Elsewhere in the exhibition, Ciaran Murphy’s muted paintings brought our attention to the paraphernalia of medical education – microscopes, laboratory equipment, skeletons, preserved specimens. Tiered rows of seating within an empty lecture theatre brought to mind the students who inhabit this world. Megan Eustace honours the ‘silent teachers’ of the medical school – the cadavers of the dissecting room. Her intimate and sympathetic renderings imbue her inanimate subjects with humanity. Extensive dissection may have effectively dismembered some of the cadavers, but Eustace draws our eye to the gentle curve of a fingernail or toe, still whole and unmistakably human. A faithful representation of a neck dissection unsettles us due to the inclusion of the face above, unblemished and untouched, eyes gazing calmly skywards. Eustace spreads many of her images across a multiplicity of small postcards, implying parallels with the process of dissection itself. We are confronted here with uncomfortable truths about the fragility of flesh, and this was echoed elsewhere throughout the exhibition, for example in Aideen Barry’s cabinet of reconstructed surgical instruments.

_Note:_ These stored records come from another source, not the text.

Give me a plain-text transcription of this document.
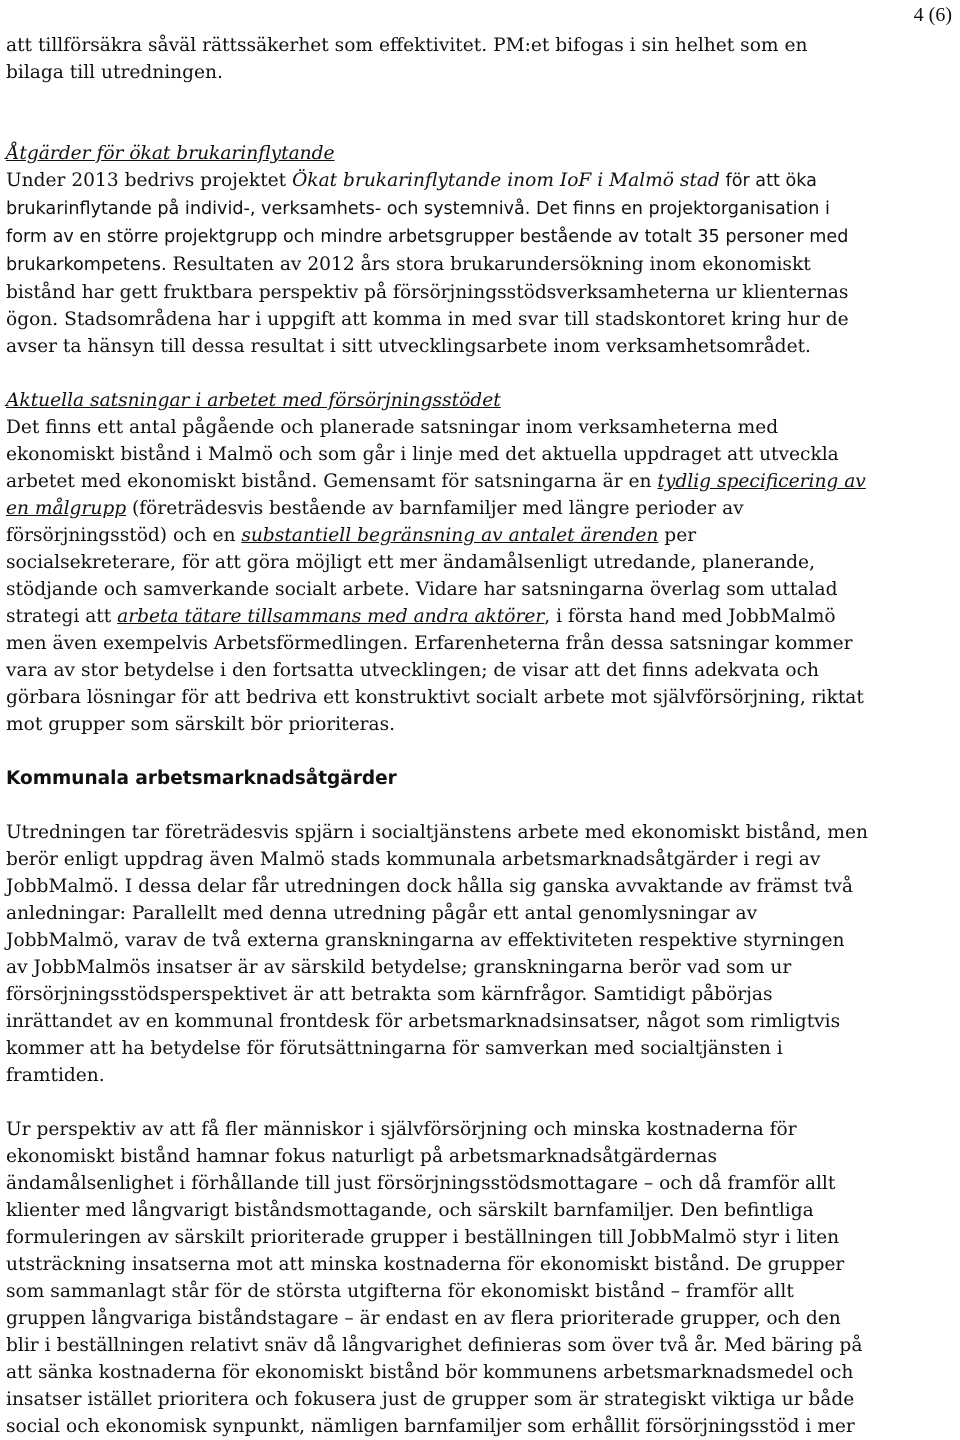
4 (6)

att tillförsäkra såväl rättssäkerhet som effektivitet. PM:et bifogas i sin helhet som en bilaga till utredningen.

Åtgärder för ökat brukarinflytande

Under 2013 bedrivs projektet Ökat brukarinflytande inom IoF i Malmö stad för att öka brukarinflytande på individ-, verksamhets- och systemnivå. Det finns en projektorganisation i form av en större projektgrupp och mindre arbetsgrupper bestående av totalt 35 personer med brukarkompetens. Resultaten av 2012 års stora brukarundersökning inom ekonomiskt bistånd har gett fruktbara perspektiv på försörjningsstödsverksamheterna ur klienternas ögon. Stadsområdena har i uppgift att komma in med svar till stadskontoret kring hur de avser ta hänsyn till dessa resultat i sitt utvecklingsarbete inom verksamhetsområdet.

Aktuella satsningar i arbetet med försörjningsstödet

Det finns ett antal pågående och planerade satsningar inom verksamheterna med ekonomiskt bistånd i Malmö och som går i linje med det aktuella uppdraget att utveckla arbetet med ekonomiskt bistånd. Gemensamt för satsningarna är en tydlig specificering av en målgrupp (företrädesvis bestående av barnfamiljer med längre perioder av försörjningsstöd) och en substantiell begränsning av antalet ärenden per socialsekreterare, för att göra möjligt ett mer ändamålsenligt utredande, planerande, stödjande och samverkande socialt arbete. Vidare har satsningarna överlag som uttalad strategi att arbeta tätare tillsammans med andra aktörer, i första hand med JobbMalmö men även exempelvis Arbetsförmedlingen. Erfarenheterna från dessa satsningar kommer vara av stor betydelse i den fortsatta utvecklingen; de visar att det finns adekvata och görbara lösningar för att bedriva ett konstruktivt socialt arbete mot självförsörjning, riktat mot grupper som särskilt bör prioriteras.

Kommunala arbetsmarknadsåtgärder

Utredningen tar företrädesvis spjärn i socialtjänstens arbete med ekonomiskt bistånd, men berör enligt uppdrag även Malmö stads kommunala arbetsmarknadsåtgärder i regi av JobbMalmö. I dessa delar får utredningen dock hålla sig ganska avvaktande av främst två anledningar: Parallellt med denna utredning pågår ett antal genomlysningar av JobbMalmö, varav de två externa granskningarna av effektiviteten respektive styrningen av JobbMalmös insatser är av särskild betydelse; granskningarna berör vad som ur försörjningsstödsperspektivet är att betrakta som kärnfrågor. Samtidigt påbörjas inrättandet av en kommunal frontdesk för arbetsmarknadsinsatser, något som rimligtvis kommer att ha betydelse för förutsättningarna för samverkan med socialtjänsten i framtiden.

Ur perspektiv av att få fler människor i självförsörjning och minska kostnaderna för ekonomiskt bistånd hamnar fokus naturligt på arbetsmarknadsåtgärdernas ändamålsenlighet i förhållande till just försörjningsstödsmottagare – och då framför allt klienter med långvarigt biståndsmottagande, och särskilt barnfamiljer. Den befintliga formuleringen av särskilt prioriterade grupper i beställningen till JobbMalmö styr i liten utsträckning insatserna mot att minska kostnaderna för ekonomiskt bistånd. De grupper som sammanlagt står för de största utgifterna för ekonomiskt bistånd – framför allt gruppen långvariga biståndstagare – är endast en av flera prioriterade grupper, och den blir i beställningen relativt snäv då långvarighet definieras som över två år. Med bäring på att sänka kostnaderna för ekonomiskt bistånd bör kommunens arbetsmarknadsmedel och insatser istället prioritera och fokusera just de grupper som är strategiskt viktiga ur både social och ekonomisk synpunkt, nämligen barnfamiljer som erhållit försörjningsstöd i mer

There is but a thin and temporary veil of demarcation between ourselves as viewers and the bodies we are viewing across these images. We are invited into a vast and borderless place, where the distinctions between self and other somehow seem removed. For those of us who visited the exhibition as practising clinicians with first-hand experience of medical school, it was interesting to observe the memories and associations that arose in response to these artworks. I recalled the sense of separateness that was required in order to tolerate my spell in the dissecting room, as well as my visits to theatre during clinical training years. Perhaps a certain kind of invulnerability is tacitly demanded of us as students and onwards into our medical careers, which solidifies over time into well-oiled mechanisms of separation and otherness. The outward focus of clinical practice on patient care, alongside the intoxication of ‘fixing and doing’, can sometimes compromise our capacity for self-awareness. We turn away from the undigested stuff of our own felt experiences as clinicians, from our vulnerabilities and from the impact of the uncertainties and exquisite ambiguities of clinical practice on our well-being. The title of the exhibition, Apertures and Anxieties, is perhaps apt; these artists have created windows through which we glimpse the unacceptable, the ‘awful’ and the numinous alike, connecting us with anxieties that are universal and timeless. Ultimately, however, it is this raw affect of our innermost self, which can in turn become the stuff from which we derive empathy for our patients that is authentic and sincere.